Японка почти не видела своего мужа и чувствовала себя одинокой. Она часто заходила к бабушке и приносила с собой саке, а бабушка готовила какую — нибудь закуску, вроде соленых овощей в соевом соусе. Бабушка немного говорила по — японски, а японка — по — китайски. Они напевали песни и, расчувствовавшись, вместе плакали. Нередко они помогали друг другу в саду. У японки был красивый садовый инструмент, приводивший бабушку в восхищение, а маму часто приглашали в сад поиграть.
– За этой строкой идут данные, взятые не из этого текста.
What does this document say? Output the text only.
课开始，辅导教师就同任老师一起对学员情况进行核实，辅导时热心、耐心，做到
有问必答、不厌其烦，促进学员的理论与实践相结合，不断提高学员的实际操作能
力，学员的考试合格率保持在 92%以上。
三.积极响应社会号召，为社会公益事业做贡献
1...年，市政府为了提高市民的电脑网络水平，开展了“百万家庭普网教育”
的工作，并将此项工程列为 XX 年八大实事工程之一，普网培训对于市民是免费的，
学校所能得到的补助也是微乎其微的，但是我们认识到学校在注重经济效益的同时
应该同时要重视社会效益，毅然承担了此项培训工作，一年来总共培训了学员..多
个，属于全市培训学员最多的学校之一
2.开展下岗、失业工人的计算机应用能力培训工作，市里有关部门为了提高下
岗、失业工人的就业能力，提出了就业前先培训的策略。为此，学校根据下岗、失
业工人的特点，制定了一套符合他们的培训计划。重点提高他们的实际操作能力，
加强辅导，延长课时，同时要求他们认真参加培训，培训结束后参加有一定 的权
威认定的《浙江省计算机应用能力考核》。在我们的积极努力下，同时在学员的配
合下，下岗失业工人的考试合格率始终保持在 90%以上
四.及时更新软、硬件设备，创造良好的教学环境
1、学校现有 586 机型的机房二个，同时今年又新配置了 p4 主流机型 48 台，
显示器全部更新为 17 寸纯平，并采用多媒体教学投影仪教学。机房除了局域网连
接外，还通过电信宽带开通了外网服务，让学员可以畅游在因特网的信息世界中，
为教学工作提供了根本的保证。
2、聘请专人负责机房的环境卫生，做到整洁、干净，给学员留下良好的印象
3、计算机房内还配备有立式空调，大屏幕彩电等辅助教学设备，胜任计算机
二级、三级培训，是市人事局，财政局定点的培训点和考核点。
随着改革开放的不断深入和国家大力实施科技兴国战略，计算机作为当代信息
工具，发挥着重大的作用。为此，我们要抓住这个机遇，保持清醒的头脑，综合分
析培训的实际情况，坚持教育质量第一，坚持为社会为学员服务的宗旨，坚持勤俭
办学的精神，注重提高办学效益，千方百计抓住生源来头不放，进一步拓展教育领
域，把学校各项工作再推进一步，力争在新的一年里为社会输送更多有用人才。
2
Но семья не могла не слышать о том, что творили японцы. На бескрайних просторах северной Маньчжурии они жгли деревни и сгоняли тех, кто выжил, в «стратегические поселения». Более пяти миллионов человек, около одной шестой населения, остались без крова, десятки тысяч погибли. Рабочие умирали в шахтах, где они под надзором японцев добывали руду для отправки в Японию — Маньчжурия была очень богата полезными ископаемыми. Многие страдали солевым голоданием, и им не хватало сил совершить побег.
Долгое время доктор Ся утверждал, что император не знает о жестокости японцев, потому что фактически и сам их узник. Но когда Пу И стал называть Японию не «дружественной соседней державой», как раньше, а «державой — старшим братом», а потом «державой — родительницей», доктор Ся удар/ил кулаком по столу и обозвал его «слабоумным трусом». Но даже тогда он говорил, что не знает, насколько император отвечает за зверства, пока в жизни семьи Ся не произошли два горестных события.
В конце 1941 года в кабинет доктора Ся вошел незнакомец. Он был одет в лохмотья, истощен и не мог разогнуться. Человек объяснил, что он железнодорожный кули и его мучают страшные боли в животе. На работе ему приходилось триста шестьдесят пять дней в году от рассвета до заката таскать тяжелые грузы. Он не знал, как ему быть, потому что без работы не мог прокормить жену и новорожденного ребенка.
Доктор Ся сказал, что желудок этого человека не способен усваивать грубую пищу. 1 июня 1939 года правительство объявило, что отныне все запасы риса предназначаются для японцев и кое — кого из коллаборационистов. Большинство местного населения питалось желудевой мукой и гаоляном, которые почти невозможно было переварить. Доктор Ся бесплатно дал человеку лекарство и попросил у бабушки мешочек риса, купленный ею на черном рынке.
Вскоре доктору Ся сообщили, что этот человек умер в концлагере. Вернувшись из лечебницы, он поел риса и вышел на работу, где его вырвало. Японский надсмотрщик заметил в блевотине рис, кули арестовали как «экономического преступника» и отправили в лагерь, где он прожил всего несколько дней. Когда жена узнала, что с ним случилось, она утопилась вместе с ребенком.
Этот случай поверг доктора Ся и бабушку в глубокое горе. Они винили себя в его смерти. Не раз доктор Ся говорил: «Рис не только спасает, но и убивает! Маленький мешочек — три жизни!» Он начал называть Пу И «этот тиран».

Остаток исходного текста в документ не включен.